Opinião

O Porto e a capital do Império

O Porto e a capital do Império

D. Manuel Clemente assinalou, em entrevista a este jornal, o problema da macrocefalia de Lisboa, e o impacto que essa sobredimensão tem no Porto que, como segunda cidade que é, é a que mais sofre com essa mania. E chamo-lhe mania, porque vai muito para além da política, ou das políticas, que estão na sua origem. Esse foi, aliás, um dos temas do meu livro "Uma questão de carácter". Hoje, revisitando o que então escrevi, concluo, sem surpresa, que o abismo se acentuou desde logo porque a crise que vivemos, e que então já se vislumbrava, é propícia ao agravamento do centralismo. A propósito das sinergias, das economias de escala e de outros chavões, a administração do Estado, ao fazer cortes na despesa e nos serviços que tão mal nos presta, foi concentrando os recursos de que ainda dispõe na capital. Capital que vive, ainda, na ridícula ilusão do Império, e que olha o Porto de soslaio, uns dias com inveja, outros com despeito.

Como Presidente da Associação Comercial do Porto, uma associação de homens livres que não depende da tutela do Estado, que dá lucro, caso insólito no nosso país, e que é baluarte de cidadania, testemunho, todos os dias, exemplos desta macrocefalia que atrofia o país, que odeia o Porto e tudo que ele representa, e que é tão exagerada que acaba por abafar Lisboa, enquanto cidade.
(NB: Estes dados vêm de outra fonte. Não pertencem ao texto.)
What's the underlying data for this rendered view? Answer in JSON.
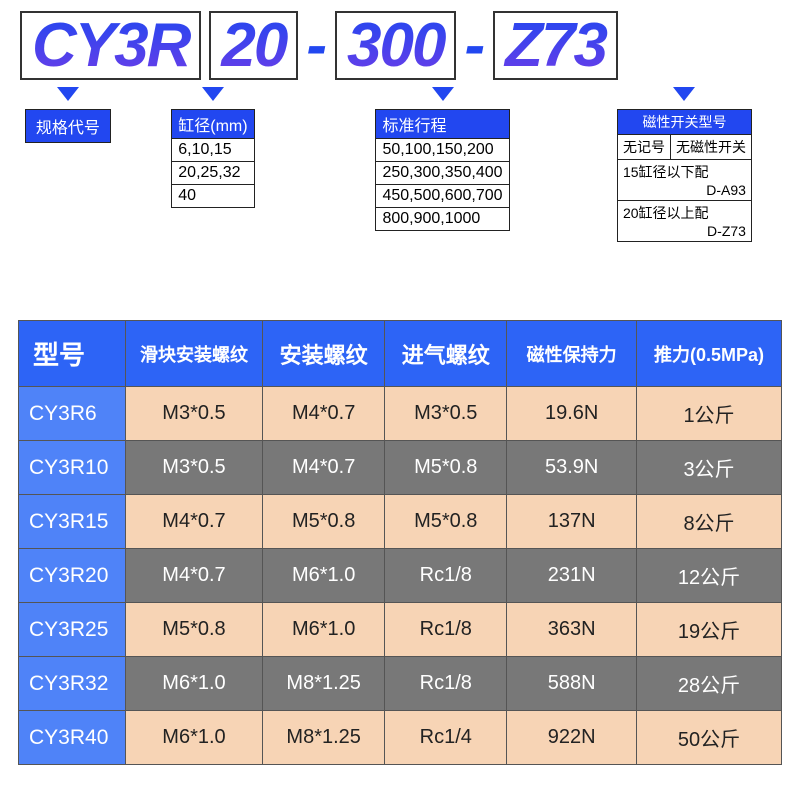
{
  "code": {
    "seg1": "CY3R",
    "seg2": "20",
    "seg3": "300",
    "seg4": "Z73",
    "dash": "-"
  },
  "col1": {
    "header": "规格代号"
  },
  "col2": {
    "header": "缸径(mm)",
    "rows": [
      "6,10,15",
      "20,25,32",
      "40"
    ]
  },
  "col3": {
    "header": "标准行程",
    "rows": [
      "50,100,150,200",
      "250,300,350,400",
      "450,500,600,700",
      "800,900,1000"
    ]
  },
  "col4": {
    "header": "磁性开关型号",
    "row1a": "无记号",
    "row1b": "无磁性开关",
    "row2_line1": "15缸径以下配",
    "row2_line2": "D-A93",
    "row3_line1": "20缸径以上配",
    "row3_line2": "D-Z73"
  },
  "spec": {
    "headers": [
      "型号",
      "滑块安装螺纹",
      "安装螺纹",
      "进气螺纹",
      "磁性保持力",
      "推力(0.5MPa)"
    ],
    "rows": [
      {
        "model": "CY3R6",
        "c": [
          "M3*0.5",
          "M4*0.7",
          "M3*0.5",
          "19.6N",
          "1公斤"
        ]
      },
      {
        "model": "CY3R10",
        "c": [
          "M3*0.5",
          "M4*0.7",
          "M5*0.8",
          "53.9N",
          "3公斤"
        ]
      },
      {
        "model": "CY3R15",
        "c": [
          "M4*0.7",
          "M5*0.8",
          "M5*0.8",
          "137N",
          "8公斤"
        ]
      },
      {
        "model": "CY3R20",
        "c": [
          "M4*0.7",
          "M6*1.0",
          "Rc1/8",
          "231N",
          "12公斤"
        ]
      },
      {
        "model": "CY3R25",
        "c": [
          "M5*0.8",
          "M6*1.0",
          "Rc1/8",
          "363N",
          "19公斤"
        ]
      },
      {
        "model": "CY3R32",
        "c": [
          "M6*1.0",
          "M8*1.25",
          "Rc1/8",
          "588N",
          "28公斤"
        ]
      },
      {
        "model": "CY3R40",
        "c": [
          "M6*1.0",
          "M8*1.25",
          "Rc1/4",
          "922N",
          "50公斤"
        ]
      }
    ]
  },
  "colors": {
    "blue": "#2247f0",
    "tableBlue": "#2d64f6",
    "rowBlue": "#4f83f8",
    "peach": "#f7d4b5",
    "grey": "#787878"
  }
}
Na distribuição de recursos e de benesses, quem está próximo do Terreiro do Paço tem sempre direito a um maior quinhão; quem está próximo consegue influenciar as decisões; quem está perto consegue obter os cargos que, depois, determinarão os destinos do país, acentuando os desequilíbrios.
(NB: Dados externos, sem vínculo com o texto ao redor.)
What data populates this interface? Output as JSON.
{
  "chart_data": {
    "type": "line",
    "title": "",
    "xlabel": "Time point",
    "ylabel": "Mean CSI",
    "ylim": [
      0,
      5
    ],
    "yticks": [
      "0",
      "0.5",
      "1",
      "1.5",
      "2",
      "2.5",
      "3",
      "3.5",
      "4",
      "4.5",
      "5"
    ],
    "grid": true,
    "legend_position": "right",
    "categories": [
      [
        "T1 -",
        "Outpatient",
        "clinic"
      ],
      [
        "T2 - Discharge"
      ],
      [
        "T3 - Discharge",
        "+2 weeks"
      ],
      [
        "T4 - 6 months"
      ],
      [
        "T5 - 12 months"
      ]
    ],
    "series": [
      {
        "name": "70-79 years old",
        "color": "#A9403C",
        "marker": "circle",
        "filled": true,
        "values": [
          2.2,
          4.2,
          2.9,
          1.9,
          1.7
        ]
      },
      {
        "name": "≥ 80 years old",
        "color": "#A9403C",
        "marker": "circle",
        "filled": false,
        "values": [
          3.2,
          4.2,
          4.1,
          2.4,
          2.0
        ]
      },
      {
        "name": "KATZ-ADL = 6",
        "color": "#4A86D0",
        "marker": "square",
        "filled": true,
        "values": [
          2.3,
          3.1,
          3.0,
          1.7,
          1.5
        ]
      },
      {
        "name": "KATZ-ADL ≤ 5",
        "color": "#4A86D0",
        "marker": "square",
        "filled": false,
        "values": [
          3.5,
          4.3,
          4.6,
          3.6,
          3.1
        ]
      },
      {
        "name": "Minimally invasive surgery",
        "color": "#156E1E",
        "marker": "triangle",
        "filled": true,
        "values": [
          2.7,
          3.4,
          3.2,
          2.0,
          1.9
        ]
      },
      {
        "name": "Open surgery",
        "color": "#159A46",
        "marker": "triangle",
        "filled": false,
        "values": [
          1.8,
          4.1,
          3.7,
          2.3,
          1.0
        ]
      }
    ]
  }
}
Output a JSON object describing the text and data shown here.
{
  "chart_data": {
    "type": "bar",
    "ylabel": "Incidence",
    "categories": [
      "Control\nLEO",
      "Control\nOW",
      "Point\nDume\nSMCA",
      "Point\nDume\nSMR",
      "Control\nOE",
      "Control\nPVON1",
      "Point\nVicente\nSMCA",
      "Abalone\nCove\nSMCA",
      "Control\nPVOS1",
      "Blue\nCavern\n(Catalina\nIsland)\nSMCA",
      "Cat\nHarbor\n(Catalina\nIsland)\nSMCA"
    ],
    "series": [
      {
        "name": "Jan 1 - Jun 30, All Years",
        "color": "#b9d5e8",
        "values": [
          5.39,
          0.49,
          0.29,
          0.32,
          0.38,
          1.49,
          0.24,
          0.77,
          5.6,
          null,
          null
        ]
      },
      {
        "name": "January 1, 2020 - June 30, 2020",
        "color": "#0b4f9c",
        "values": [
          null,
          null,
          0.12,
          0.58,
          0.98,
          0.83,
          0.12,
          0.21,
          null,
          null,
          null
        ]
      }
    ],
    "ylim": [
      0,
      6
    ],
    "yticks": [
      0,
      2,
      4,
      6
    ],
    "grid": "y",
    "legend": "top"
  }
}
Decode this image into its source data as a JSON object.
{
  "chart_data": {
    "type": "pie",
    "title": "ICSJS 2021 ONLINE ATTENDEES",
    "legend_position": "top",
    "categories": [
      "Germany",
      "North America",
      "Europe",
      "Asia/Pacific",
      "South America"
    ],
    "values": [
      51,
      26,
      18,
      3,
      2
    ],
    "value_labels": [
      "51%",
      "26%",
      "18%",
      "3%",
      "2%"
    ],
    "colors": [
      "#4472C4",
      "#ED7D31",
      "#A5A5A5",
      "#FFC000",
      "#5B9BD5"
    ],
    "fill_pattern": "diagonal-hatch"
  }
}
Mas, também, porque me apercebo que a nós, os portuenses, não nos é sequer concedido o direito de nos pronunciarmos sobre as questões nacionais. Quando o fazemos, somos acusados de estar a meter a foice em seara alheia, e quando nos contentamos em falar de assuntos da região, somos apelidados de bairristas. Para isso contribui a "gente bem pensante da corte", que domina tudo e todos, e que desvaloriza tudo aquilo que não é dito, ou feito, na capital. Para o que contam com a cumplicidade dos "media", também eles vítima da força centrípeta que tudo arrasta para a capital. Tudo isto porque "Portugal passou a ter um corpo exangue, com uma cabeça desproporcionada e apoplética", como o disse Sá Carneiro, já em 1974, explicando que "a actividade económica foi-se transferindo para perto do único centro de decisão" porque "assim convinha à minoria privilegiada, intimamente ligada ao poder político".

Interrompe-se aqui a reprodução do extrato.